Ефросина на это легко согласилась, и через самое малое время после того, как ладья с телом Алкея скрылась из глаз, от той же пристани отошла другая ладья, нанятая Мелитою у немого Тромеда, и на этой ладье, у кормила которой стоял сам Тромед, помещались Ефросина и Мелита с своей верной Маремой.
И прошло всего двое суток, как на третий день к вечеру жители селения увидали, что обе ладьи опять возвращались, и ладья немого Тромеда опережала большую ладью, принадлежавшую прежде Алкею с Гифасом. На передней ладье, рулем которой правил Тромед, а парусами Марема, посередине сидел юный Пруденций, а с двух сторон его — Ефросина и Мелита.

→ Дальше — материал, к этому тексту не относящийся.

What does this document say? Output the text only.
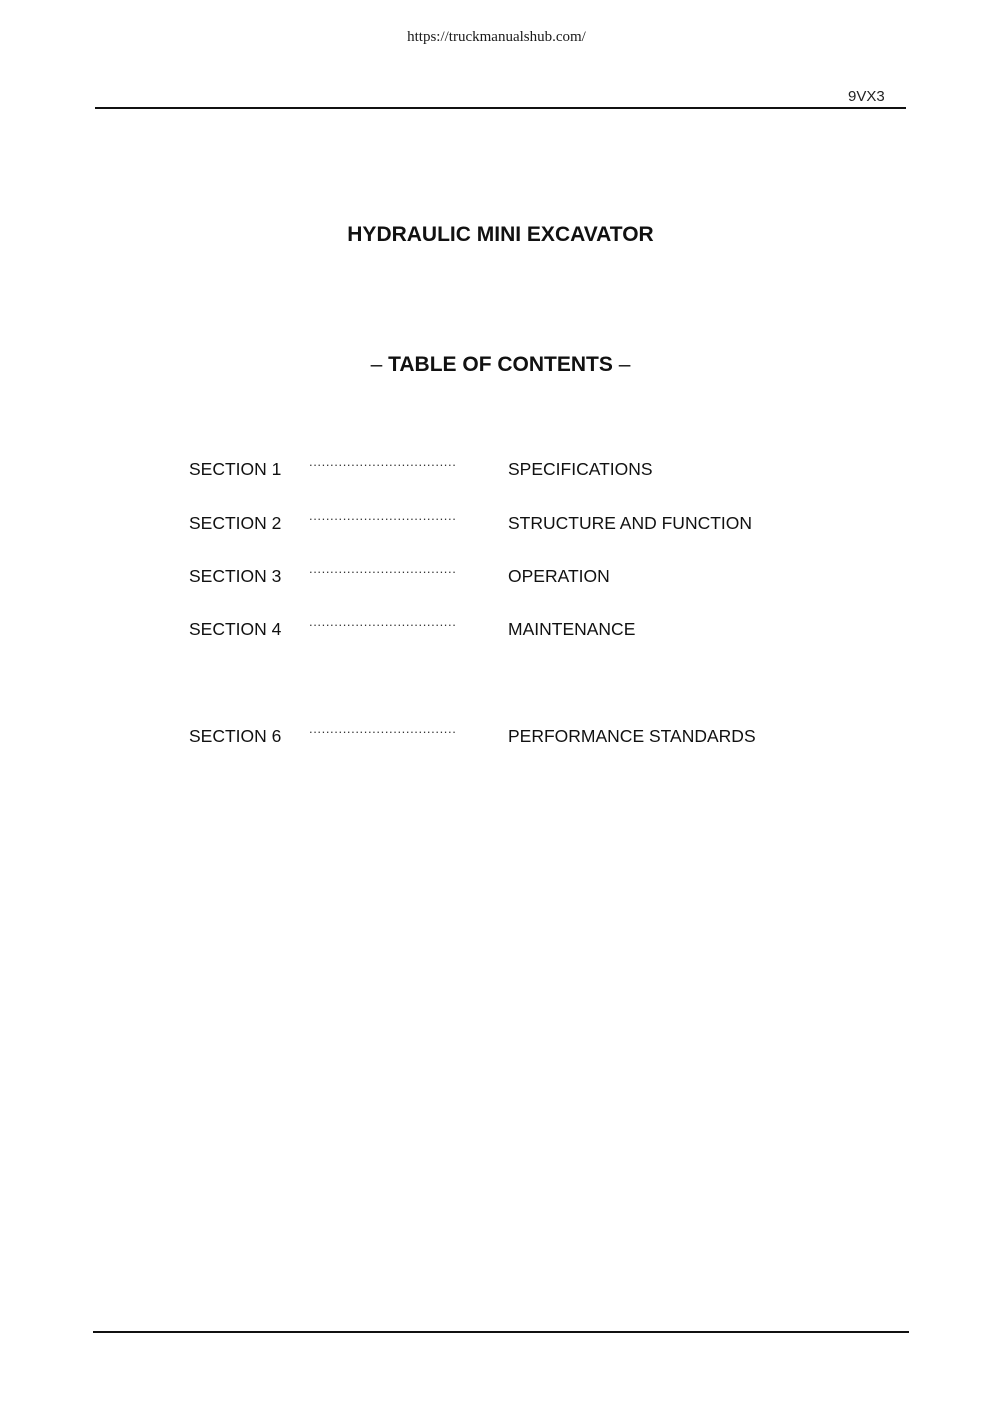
https://truckmanualshub.com/
9VX3
HYDRAULIC MINI EXCAVATOR
– TABLE OF CONTENTS –
SECTION 1 ...................................	SPECIFICATIONS
SECTION 2 ...................................	STRUCTURE AND FUNCTION
SECTION 3 ...................................	OPERATION
SECTION 4 ...................................	MAINTENANCE
SECTION 6 ...................................	PERFORMANCE STANDARDS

С берега видели ясно, что Ефросина внушала что-то сыну с большим увлечением, а он ее радостно слушал и с видимым счастьем сжимал своими руками ее обе руки, а Мелита сидела в раздумье и, пустив руку за борт, держала в ней камышинку, листья которой играли с дробившейся волною. В лодке Алкея оба юноши и оба старца были спокойны: на всех на них нынче были надеты венки из белых пупавок * в знак того, что их головы свободны от гнета всякой тягостной мысли, и на их мачте не было уже более черного войлочного колпака, а вместо него красовалась зеленая ветка оливы.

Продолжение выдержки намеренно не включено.